Distantly Cain continued to play as his voice faded and Lissa moved to help Derek. Before she could touch him, I snatched her hand in mine and pulled her with me, away from her dark beloved and his weightless promises.
I glanced over my shoulder as we darted up the stairs and through the secret room, out the double doors and into the frozen city. Lissa started shouting the moment we had passed through the doors, when the hood fell back onto my shoulders.
“Orona, what’s the big idea? Why did you do that?” Her wild green eyes searched mine and demanded an explanation. She looked at me as though she had never seen me before and this was when I glanced at the glass window nearby and saw my glowing reflection. Colors of every shade and others no human could see with their weak eyes dashed rapidly across my skin. I fought to keep it under control.
I shook my head, willing her to somehow hear me as I said, “You must not go with him!”
Lissa cursed and marched up to me until the fury of her scarlet aura clouded the space between us. “Like I said to you before, it’s none of your business, Orona! Why can’t you just let it go! I don’t care what you think. I’m not good enough for anyone but at least Derek pays the bills!” As she finished I watched the thread that had bound her soul to his, to Cain’s, finally snap. The light in her emerald eyes, the brief joy I had watched take her in his embrace, dulled and faded to nothingness.
“What about Cain?” I feebly replied.
Her eyes flickered to mine and she clenched her long-nailed fingers into tight fists. “Shouldn’t you be asking yourself that question?” With another shake of her head she sighed and added, “I’m going to hail a cab.” She turned to the street and the nearby hub of vehicles and traffic.
I followed, desperate to stop her and myself from the temptation once more dangled in front of me. But the curse was too strongly a part of me now. And in this moment I embraced it.
“Taxi!” Lissa yelled as she chased down one of the yellow-painted vehicles.
“Rona?” Cain’s voice called
distantly from behind me. Like a match his voice sparked the light I had been missing and I finally knew what I had to do.
Lissa stopped as the taxi began its approach. I picked up my feet as I unleashed the full power of Seid’s curse raging inside of me. Like the tempest its maker was fashioned from, the power built and burst and merged with the ice on the street. I watched as rivulets of scarlet energy grabbed hold of the taxi’s wheels and pulled at them.
A terrifying metallic screech filled our ears as the vehicle came rushing towards us.

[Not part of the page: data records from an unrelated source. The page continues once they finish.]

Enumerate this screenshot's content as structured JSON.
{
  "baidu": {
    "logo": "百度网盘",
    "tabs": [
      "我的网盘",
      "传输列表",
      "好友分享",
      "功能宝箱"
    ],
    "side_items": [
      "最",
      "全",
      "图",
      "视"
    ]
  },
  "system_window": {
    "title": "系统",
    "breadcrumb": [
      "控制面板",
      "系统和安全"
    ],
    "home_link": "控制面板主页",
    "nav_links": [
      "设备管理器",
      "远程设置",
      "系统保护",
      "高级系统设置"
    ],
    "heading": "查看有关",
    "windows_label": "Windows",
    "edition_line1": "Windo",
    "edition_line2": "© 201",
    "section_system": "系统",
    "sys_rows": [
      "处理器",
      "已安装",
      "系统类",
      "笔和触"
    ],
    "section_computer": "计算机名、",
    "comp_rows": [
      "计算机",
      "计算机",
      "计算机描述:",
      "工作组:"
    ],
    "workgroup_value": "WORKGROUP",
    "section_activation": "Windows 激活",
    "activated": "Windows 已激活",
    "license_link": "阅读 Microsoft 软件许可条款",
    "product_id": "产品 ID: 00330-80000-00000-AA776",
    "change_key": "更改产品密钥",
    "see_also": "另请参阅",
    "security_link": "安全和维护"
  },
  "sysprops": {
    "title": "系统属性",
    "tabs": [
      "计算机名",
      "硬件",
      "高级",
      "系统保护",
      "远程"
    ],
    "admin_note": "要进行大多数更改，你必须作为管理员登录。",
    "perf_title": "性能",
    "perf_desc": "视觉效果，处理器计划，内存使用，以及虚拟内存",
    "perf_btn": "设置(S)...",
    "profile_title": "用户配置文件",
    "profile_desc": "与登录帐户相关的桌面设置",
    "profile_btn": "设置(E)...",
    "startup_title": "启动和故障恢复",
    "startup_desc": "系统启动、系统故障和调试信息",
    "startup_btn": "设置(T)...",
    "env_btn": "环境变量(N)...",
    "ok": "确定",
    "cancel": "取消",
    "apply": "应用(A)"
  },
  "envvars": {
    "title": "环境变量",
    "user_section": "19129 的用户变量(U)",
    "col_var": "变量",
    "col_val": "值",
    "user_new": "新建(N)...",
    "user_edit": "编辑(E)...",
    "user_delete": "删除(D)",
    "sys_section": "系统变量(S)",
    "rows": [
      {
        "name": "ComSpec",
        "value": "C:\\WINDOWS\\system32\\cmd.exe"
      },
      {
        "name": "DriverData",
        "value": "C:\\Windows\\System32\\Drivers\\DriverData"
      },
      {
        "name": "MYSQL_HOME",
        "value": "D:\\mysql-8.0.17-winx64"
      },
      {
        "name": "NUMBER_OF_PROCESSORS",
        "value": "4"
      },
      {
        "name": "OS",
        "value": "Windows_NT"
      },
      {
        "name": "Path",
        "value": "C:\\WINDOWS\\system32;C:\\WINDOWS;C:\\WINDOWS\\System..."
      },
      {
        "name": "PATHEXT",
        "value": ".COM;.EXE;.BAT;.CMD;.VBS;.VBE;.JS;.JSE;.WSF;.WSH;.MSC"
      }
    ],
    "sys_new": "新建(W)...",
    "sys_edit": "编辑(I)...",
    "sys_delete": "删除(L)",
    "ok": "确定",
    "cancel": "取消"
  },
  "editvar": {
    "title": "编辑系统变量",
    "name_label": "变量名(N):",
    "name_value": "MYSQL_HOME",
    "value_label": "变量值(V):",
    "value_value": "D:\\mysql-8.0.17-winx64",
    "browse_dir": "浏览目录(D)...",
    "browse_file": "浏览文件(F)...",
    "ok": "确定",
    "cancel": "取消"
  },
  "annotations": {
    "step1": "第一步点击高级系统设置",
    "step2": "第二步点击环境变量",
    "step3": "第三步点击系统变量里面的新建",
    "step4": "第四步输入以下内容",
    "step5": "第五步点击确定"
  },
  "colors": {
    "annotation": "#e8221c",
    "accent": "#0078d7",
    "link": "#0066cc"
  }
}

Lissa froze in horror as the headlights turned and filled our vision. I reached her just as the sickening crunch echoed loudly against our bodies, as the front of the car gave way and drove into the nearby pole.
My arms held Lissa in place as I took the full brunt of the impact and our eyes met and the truth of what I was faced her. She continued to scream until she passed from consciousness. I knew she
would not remember this moment later.
But something was wrong. I felt pain as I had never known before, not since Seid first cursed my body into something immortal, unnatural. Lissa needed to survive and so I held onto her anyway and lifted my head up as we both hit the ice
-coated concrete.
The club’s entrance blurred and then refocused as other figures emerged from within. Cain rushed ahead of them, shouting and screaming unintelligibly. I wanted to draw up the hood of my cloak and let him forget me at last, to push this behind me as a sweet and terrible dream. Instead I felt the pain give way to a cold numbness, the same I had lived with for an age.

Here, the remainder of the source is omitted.